L’IA peut-elle être un outil de création à part entière ? Peut-elle être considérée comme auteur d'une œuvre ?
L’originalité d’une œuvre de l’esprit est un critère jurisprudentiel. Pour être protégée, l’œuvre doit être formalisée et originale. La conception objective de l’originalité se traduit par « l’empreinte de la personnalité de l’auteur dans son œuvre ».
Lorsque l’artiste collabore avec une IA, son rôle reste central : l’IA agit comme un outil, mais ne peut rien produire sans intervention humaine. Je parle ici d’un « outil optimisé », capable d’amplifier les possibilités créatives. Par exemple, elle peut suggérer des idées ou ouvrir de nouvelles pistes artistiques, mais la démarche créative reste guidée par l’artiste.
Finalement, et cela fonctionne pour tous les métiers, la question n’est pas de savoir si l’IA est en mesure de créer comme l’artiste, mais plutôt comment l’artiste peut créer avec.
Cela soulève également la question de la titularité des droits d’auteur : à qui appartient l’œuvre finale ? La réponse dépend des conditions générales d’utilisation (CGU) de la plateforme IA concernée. En revanche, une chose est certaine. En vertu d'une obligation de transparence, l’intervention de l’IA dans le processus de création doit impérativement être mentionnée.
Enfin, de nombreux experts s'interrogent : faut-il créer un régime ad-hoc pour l’IA en droit d’auteur ? Je n'y suis pas favorable. L'article L112-2 (CPI) liste déjà toutes les œuvres qui peuvent être considérées comme des "œuvres de l'esprit" et protégeables par le droit d'auteur. Sachant qu'elle est non exhaustive, on pourrait imaginer l'intégration de la notion d'œuvre générée par l'IA, ainsi que d'une définition de celle-ci. Selon moi, le CPI et le Code civil sont suffisamment bien écrits pour englober la technologie.
Comment l'outil développé par Predictice peut-il aider les juristes à gagner en efficacité et en précision dans leurs analyses ?
Sur le plan organisationnel, l'IA juridique de Predictice constitue un véritable atout pour les professionnels du droit. Elle permet de déléguer des tâches chronophages, comme la recherche jurisprudentielle ou doctrinale, à la machine. Cela libère du temps pour les avocats et juristes, leur permettant de se concentrer sur des missions à forte valeur ajoutée. Évidemment, la science du prompt doit être étudiée et maîtrisée pour profiter au maximum des effets de l’IA.

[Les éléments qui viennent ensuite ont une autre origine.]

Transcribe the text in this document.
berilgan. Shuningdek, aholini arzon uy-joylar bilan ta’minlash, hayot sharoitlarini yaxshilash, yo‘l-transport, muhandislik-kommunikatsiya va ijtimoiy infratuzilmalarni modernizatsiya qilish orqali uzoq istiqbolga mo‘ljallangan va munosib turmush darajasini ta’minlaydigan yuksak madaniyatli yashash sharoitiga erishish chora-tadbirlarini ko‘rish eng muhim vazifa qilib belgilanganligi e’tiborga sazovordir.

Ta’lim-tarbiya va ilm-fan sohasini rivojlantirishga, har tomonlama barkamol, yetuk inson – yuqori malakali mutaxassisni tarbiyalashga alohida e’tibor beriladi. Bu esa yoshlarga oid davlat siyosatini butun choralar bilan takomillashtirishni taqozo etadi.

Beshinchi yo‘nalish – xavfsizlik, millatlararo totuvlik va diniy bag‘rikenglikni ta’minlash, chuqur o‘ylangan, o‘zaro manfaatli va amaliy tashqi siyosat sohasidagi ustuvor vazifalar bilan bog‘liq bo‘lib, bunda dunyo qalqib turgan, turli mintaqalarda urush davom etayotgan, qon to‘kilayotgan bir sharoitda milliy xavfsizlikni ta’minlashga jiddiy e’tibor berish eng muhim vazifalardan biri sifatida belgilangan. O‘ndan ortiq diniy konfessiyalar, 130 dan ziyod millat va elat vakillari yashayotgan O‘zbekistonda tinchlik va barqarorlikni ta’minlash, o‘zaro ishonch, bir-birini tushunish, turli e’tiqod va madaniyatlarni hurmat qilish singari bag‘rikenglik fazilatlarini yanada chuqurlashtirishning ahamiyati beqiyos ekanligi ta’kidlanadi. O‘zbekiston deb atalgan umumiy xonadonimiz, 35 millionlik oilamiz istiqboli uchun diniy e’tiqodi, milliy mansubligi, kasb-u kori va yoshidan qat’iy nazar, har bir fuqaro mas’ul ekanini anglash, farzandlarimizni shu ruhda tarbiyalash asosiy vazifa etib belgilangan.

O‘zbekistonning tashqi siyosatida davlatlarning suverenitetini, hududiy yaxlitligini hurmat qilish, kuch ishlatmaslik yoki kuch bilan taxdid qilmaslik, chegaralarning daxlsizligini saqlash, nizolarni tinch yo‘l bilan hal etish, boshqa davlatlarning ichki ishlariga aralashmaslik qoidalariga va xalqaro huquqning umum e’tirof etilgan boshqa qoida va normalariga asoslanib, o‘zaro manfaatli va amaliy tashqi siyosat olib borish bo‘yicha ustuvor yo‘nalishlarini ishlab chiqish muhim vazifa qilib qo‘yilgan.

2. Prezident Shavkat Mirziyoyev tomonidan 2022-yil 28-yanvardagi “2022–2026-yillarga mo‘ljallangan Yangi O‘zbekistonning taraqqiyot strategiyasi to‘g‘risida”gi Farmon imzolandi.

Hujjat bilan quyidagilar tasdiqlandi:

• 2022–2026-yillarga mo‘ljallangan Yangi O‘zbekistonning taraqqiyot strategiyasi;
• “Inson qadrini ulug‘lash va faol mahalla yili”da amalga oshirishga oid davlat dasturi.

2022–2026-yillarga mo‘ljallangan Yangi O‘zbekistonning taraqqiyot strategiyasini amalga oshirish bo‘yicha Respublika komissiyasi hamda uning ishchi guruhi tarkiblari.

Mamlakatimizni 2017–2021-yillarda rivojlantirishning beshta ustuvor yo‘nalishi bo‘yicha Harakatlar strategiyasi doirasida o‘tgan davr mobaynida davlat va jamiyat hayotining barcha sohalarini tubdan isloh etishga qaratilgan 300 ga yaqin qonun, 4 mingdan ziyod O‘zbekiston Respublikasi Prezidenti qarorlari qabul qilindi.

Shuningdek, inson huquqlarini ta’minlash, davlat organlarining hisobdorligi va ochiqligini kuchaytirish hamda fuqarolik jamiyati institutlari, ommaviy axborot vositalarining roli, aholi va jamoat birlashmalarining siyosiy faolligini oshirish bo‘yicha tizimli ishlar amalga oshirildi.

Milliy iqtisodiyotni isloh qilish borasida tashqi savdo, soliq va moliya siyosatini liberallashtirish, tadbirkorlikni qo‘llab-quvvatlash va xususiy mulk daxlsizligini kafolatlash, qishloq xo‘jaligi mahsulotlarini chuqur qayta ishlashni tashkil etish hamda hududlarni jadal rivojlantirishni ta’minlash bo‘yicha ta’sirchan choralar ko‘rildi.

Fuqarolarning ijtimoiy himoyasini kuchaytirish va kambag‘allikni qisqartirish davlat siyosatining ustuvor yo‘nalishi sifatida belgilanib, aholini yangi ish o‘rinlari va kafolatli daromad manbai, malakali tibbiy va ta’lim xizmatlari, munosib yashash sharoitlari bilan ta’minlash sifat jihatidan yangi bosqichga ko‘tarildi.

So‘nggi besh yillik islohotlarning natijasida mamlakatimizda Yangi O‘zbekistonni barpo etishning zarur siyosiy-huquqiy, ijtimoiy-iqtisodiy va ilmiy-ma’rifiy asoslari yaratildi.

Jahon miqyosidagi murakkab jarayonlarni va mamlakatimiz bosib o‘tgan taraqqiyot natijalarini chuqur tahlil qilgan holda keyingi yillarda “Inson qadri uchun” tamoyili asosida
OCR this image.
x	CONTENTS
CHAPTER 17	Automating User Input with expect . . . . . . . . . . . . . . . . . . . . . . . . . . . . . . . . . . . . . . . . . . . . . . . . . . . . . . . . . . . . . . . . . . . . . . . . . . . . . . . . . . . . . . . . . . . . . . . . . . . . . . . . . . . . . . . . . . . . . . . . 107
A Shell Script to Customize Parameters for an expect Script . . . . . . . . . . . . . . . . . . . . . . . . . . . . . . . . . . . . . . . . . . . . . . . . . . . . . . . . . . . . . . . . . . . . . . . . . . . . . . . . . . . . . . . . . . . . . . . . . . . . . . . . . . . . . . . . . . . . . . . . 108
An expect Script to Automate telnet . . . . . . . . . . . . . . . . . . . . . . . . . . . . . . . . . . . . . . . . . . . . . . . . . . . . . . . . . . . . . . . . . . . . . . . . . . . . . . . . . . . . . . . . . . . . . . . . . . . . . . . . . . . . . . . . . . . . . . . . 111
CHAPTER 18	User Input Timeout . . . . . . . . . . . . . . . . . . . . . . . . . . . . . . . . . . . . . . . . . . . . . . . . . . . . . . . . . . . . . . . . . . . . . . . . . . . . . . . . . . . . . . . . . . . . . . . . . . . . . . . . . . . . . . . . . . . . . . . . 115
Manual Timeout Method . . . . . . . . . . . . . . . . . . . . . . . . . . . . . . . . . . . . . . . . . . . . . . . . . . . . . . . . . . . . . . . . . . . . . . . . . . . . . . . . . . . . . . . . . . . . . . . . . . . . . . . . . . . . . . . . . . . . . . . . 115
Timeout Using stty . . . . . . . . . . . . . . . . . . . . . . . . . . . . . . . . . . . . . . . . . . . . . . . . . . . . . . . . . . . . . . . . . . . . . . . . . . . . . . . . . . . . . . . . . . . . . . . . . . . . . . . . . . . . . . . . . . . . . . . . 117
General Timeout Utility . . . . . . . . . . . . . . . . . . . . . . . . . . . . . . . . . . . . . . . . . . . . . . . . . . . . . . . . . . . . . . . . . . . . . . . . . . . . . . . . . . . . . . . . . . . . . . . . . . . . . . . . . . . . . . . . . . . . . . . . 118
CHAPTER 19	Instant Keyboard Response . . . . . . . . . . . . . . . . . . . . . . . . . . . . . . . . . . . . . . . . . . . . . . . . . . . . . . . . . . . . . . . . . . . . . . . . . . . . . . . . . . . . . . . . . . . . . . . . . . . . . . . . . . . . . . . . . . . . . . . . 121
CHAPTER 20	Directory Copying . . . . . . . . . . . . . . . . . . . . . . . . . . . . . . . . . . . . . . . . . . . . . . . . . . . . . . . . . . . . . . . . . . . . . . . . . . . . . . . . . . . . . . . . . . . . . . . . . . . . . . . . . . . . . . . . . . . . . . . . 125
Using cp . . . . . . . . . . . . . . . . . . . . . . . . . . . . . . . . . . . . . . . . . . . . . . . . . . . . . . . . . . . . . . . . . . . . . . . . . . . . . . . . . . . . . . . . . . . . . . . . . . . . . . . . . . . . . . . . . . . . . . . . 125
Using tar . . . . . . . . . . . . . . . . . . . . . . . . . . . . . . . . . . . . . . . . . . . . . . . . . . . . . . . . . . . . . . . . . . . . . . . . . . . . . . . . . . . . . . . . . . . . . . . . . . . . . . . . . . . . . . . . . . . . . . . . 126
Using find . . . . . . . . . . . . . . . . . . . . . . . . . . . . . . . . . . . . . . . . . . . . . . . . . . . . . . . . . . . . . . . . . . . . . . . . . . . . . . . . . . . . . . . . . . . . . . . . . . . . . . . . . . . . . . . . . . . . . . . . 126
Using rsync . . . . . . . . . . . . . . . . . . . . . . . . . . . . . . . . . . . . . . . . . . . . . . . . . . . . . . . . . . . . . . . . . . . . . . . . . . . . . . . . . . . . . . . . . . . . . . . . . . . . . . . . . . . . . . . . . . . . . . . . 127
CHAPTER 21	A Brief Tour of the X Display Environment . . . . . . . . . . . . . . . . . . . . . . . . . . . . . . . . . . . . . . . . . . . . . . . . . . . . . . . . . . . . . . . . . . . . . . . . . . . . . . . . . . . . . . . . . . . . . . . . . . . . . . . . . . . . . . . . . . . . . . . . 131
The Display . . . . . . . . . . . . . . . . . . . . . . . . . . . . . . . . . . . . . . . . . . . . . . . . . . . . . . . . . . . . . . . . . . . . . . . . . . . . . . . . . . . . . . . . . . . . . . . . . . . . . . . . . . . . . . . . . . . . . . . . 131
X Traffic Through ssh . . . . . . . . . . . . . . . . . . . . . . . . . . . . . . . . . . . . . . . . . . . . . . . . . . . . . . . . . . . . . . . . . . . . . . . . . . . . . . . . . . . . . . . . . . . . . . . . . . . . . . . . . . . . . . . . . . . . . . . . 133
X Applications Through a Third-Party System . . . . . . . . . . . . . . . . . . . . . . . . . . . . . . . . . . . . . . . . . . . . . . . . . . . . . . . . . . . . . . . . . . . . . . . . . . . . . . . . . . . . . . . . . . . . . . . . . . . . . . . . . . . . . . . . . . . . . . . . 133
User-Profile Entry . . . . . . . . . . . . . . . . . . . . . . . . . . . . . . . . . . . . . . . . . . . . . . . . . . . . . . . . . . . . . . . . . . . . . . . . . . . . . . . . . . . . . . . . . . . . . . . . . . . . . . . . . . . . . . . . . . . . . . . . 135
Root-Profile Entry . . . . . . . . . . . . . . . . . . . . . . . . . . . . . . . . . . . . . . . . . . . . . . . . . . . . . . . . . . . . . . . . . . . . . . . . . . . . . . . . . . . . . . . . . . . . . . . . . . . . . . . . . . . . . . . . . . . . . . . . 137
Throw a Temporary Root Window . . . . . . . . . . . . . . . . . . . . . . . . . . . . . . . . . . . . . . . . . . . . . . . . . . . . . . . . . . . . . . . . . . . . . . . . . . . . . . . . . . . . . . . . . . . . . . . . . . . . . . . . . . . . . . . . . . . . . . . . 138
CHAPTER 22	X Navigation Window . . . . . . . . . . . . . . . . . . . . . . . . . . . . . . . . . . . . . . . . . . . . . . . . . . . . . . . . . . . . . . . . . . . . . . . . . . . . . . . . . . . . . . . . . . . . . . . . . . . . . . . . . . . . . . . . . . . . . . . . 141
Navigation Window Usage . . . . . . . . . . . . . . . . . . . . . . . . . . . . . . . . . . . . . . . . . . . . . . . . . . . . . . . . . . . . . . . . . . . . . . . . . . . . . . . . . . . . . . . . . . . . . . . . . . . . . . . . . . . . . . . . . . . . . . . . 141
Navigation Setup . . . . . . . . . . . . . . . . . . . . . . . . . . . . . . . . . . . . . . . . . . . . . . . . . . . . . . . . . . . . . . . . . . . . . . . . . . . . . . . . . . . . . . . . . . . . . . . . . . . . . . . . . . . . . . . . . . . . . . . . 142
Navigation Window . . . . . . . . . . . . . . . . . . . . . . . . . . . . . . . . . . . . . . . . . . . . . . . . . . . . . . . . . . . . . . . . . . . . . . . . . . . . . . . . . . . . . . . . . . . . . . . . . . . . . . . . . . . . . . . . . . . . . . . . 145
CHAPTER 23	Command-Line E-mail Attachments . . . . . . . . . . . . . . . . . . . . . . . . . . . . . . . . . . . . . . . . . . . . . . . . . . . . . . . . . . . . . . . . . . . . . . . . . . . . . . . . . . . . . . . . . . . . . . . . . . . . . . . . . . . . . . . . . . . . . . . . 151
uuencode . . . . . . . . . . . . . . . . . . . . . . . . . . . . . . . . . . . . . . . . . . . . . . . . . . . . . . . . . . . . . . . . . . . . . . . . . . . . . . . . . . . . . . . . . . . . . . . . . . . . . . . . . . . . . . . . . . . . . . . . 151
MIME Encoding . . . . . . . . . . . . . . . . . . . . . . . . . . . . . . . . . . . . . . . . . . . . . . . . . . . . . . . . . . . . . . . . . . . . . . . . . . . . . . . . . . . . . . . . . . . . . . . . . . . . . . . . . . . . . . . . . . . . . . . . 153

L’idée est de repenser l’organisation à l’ère de l’IA. La Direction juridique est en réalité une entreprise dans l’entreprise, elle a besoin de s’organiser. Grâce à l'IA, elle peut conseiller de manière plus efficace les nombreux services (marketing, communication...), d'autant que Predictice offre l'opportunité de regrouper en son sein des millions de documents.
La digitalisation accompagne le changement, je pense que tout juriste doit prendre le temps de s'intéresser à l'IA. En revanche, l’IA ne remplacera pas le juriste, je le pense sincèrement. Finalement, tout passe par l’accompagnement et la compréhension de l’outil. C'est un peu ce que je dis à mes étudiants ; vous pouvez disposer des codes juridiques en examens, mais si vous ne savez pas les utiliser correctement, vous ne pourrez pas en tirer profit à 100%.
La bonne chose avec l'IA, c'est qu'elle va probablement pousser les juristes et avocats à essayer de devenir meilleurs que les autres, et donc à se surpasser pour montrer leur valeur ajoutée par rapport à la machine, ou à ceux qui ne la maîtrisent pas. Les professionnels du droit ne doivent pas rater le virage de l'IA pour ne pas se retrouver en décalage avec ceux qui l'utilisent.
Vous enseignez à de jeunes juristes. Préparez-vous vos étudiants à utiliser l’IA dans leur futur métier ? Les formez-vous ?
À ma connaissance, les facultés de droit ne proposent pas de formations spécifiques sur l’IA juridique. Cependant, ce n'est pas un mal. En effet, je m’oppose à l’utilisation de l’IA par mes étudiants pour rédiger un devoir maison. Je les invite à apprendre les sources du droit et à comprendre la logique du législateur et celle du juge. Un bon juriste connaît ses bases et sait comment les utiliser. Le droit n’est pas binaire, le résultat va dépendre de plusieurs éléments. Tout est une question de nuance.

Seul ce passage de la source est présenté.